Selasa , 03 Aug 2021, 14:18 WIB Reporter :Ali Yusuf/ Redaktur : Muhammad Hafil
Tafsir Prof Quraish Shihab tentang Istitaah. Foto: Jamaah haji sedang wukuf di Arafah (Ilustrasi)
Tafsir Prof Quraish Shihab tentang Istitaah. Foto: Jamaah haji sedang wukuf di Arafah (Ilustrasi)

IHRAM.CO.ID,JAKARTA--Dalam surah Ali Imran Ayat 97 Allah SWT menegaskan kewajiban melaksanakan ibadah haji bagi yang memiliki kemampuan. Dihukumi kafir seorang yang beriman dia tidak mengerjakan haji padahal dia mampu.

 

Terkait

"....mengerjakan haji menuju Bait Allah adalah kewajiban manusia terhadap Allah, yaitu (bagi) yang sanggup mengadakan perjalanan ke sana, barang siapa mengingkari (kewajiban haji), makasesungguhnya Allah Maha Kaya dari semesta alam."

Baca Juga

Prof Quraish Shihab menjelaskan tentang redaksi dalam ayat 97 " Wallilahi ala an-nas" .

"Sungguh teliti edaksi ayat ini," tulis Prof Quraish Shihab dalam tafsirnya Al-Misbah.

Ayat itu, kata beliau, mengerjakan haji adalah kewajiban manusia. Demikian semua manusia dipanggil ke sana. Tetapi Allah Maha Bijaksana. Segera setelah menjelaskan kewajiban itu atas semua manusia, Yang Maha Bijaksana itu mengecualikan sebagian mereka dengan firman-Nya: Bagi yang sanggup mengadakan perjalananke sana. 
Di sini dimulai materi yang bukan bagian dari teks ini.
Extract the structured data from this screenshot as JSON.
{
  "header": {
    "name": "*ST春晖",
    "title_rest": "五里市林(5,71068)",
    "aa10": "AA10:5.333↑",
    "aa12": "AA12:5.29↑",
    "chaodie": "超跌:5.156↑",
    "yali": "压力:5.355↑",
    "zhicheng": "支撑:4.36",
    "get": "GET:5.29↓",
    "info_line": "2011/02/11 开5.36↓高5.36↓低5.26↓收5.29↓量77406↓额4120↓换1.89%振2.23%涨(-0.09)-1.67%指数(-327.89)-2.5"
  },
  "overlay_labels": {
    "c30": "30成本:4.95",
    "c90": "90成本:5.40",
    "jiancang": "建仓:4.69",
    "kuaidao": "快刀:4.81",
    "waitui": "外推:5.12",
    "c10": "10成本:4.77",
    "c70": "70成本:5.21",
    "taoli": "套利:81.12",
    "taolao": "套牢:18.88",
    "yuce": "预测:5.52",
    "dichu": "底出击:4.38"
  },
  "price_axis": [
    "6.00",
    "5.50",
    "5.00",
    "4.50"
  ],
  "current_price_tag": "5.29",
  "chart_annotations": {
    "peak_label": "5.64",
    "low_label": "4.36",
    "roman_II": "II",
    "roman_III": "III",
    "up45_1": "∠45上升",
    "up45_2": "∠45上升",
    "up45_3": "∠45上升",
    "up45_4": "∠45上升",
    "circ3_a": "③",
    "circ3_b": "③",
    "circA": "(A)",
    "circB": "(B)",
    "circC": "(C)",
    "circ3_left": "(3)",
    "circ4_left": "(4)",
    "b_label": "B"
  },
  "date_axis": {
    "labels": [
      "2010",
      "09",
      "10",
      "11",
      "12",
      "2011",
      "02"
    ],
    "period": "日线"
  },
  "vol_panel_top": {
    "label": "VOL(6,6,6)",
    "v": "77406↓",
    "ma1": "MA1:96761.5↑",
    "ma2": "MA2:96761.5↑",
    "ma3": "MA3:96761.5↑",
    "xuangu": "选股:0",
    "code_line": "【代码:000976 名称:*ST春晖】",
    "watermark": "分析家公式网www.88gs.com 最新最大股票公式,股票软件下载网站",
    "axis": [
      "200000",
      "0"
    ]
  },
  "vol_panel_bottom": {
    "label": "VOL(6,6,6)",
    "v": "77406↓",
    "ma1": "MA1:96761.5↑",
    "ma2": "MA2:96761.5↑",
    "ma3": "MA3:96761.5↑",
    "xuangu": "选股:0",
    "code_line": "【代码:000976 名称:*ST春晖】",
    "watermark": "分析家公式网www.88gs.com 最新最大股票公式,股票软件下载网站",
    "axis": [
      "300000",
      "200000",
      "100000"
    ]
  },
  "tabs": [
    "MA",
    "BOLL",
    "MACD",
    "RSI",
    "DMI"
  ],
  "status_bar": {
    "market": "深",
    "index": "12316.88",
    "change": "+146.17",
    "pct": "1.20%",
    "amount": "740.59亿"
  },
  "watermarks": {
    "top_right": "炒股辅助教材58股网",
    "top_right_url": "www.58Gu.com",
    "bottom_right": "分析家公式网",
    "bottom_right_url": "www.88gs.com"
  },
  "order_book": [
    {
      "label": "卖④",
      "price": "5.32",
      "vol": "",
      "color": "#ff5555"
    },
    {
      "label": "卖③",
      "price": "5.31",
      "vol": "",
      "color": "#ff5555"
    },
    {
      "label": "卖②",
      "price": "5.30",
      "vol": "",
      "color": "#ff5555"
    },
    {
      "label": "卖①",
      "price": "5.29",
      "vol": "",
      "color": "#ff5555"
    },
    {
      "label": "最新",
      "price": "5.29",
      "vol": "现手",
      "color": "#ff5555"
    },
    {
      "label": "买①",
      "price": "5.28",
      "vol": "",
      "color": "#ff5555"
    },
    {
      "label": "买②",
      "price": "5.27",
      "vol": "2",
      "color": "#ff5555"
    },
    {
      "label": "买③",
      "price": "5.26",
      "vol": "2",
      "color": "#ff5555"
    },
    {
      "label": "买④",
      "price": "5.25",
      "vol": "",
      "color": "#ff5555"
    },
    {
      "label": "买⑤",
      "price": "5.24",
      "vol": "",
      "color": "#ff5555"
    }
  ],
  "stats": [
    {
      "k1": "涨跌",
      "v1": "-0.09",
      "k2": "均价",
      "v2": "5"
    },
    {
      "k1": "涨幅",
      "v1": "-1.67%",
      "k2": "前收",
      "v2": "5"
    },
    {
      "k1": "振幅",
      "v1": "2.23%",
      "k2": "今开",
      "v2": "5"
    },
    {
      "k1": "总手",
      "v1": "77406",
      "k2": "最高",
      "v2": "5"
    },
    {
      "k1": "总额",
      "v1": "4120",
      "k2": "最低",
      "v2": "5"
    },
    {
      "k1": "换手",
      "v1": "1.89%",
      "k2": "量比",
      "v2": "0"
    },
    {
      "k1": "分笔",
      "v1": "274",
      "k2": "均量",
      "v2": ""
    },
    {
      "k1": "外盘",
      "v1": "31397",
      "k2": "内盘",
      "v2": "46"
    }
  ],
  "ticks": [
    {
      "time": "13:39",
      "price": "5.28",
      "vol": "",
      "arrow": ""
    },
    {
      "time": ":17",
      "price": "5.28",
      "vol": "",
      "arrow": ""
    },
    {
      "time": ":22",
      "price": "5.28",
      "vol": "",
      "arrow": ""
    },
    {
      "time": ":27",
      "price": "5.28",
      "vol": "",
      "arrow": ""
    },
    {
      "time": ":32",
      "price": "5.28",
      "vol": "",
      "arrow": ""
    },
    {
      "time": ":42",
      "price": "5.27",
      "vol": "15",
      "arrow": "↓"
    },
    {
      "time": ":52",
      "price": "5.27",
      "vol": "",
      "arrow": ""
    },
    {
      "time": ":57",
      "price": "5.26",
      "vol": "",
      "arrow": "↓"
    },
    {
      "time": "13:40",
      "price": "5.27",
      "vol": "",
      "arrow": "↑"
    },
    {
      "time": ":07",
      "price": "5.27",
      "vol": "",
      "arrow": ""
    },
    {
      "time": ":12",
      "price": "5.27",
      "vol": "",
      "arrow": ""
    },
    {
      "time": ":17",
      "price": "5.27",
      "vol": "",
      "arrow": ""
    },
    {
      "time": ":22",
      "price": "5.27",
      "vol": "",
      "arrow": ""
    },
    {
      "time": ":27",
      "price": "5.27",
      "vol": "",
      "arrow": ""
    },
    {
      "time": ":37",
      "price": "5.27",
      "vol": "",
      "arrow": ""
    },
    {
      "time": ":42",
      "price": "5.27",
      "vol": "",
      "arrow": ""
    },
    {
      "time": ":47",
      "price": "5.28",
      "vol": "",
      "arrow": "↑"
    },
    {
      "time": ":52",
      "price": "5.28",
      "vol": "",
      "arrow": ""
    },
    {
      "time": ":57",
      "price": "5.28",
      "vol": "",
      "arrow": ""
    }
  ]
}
"Ini berarti yang tidak sanggup Allah memaafkan mereka," katanya.

Allah memaklumi keadaan mereka. Bagaimana dengan yang telah memenuhi syarat wajib melaksanakan haji, yakni yang sehat jasmani dan ruhani, memiliki kemampuan materi berupa biaya perjalanan dan selama perjalanan, serta biaya hidup untuk keluarga yang ditinggal, jalan menuju ke sana dan kembali pun aman, tidak ada perang tidak juga wabah penyakit? 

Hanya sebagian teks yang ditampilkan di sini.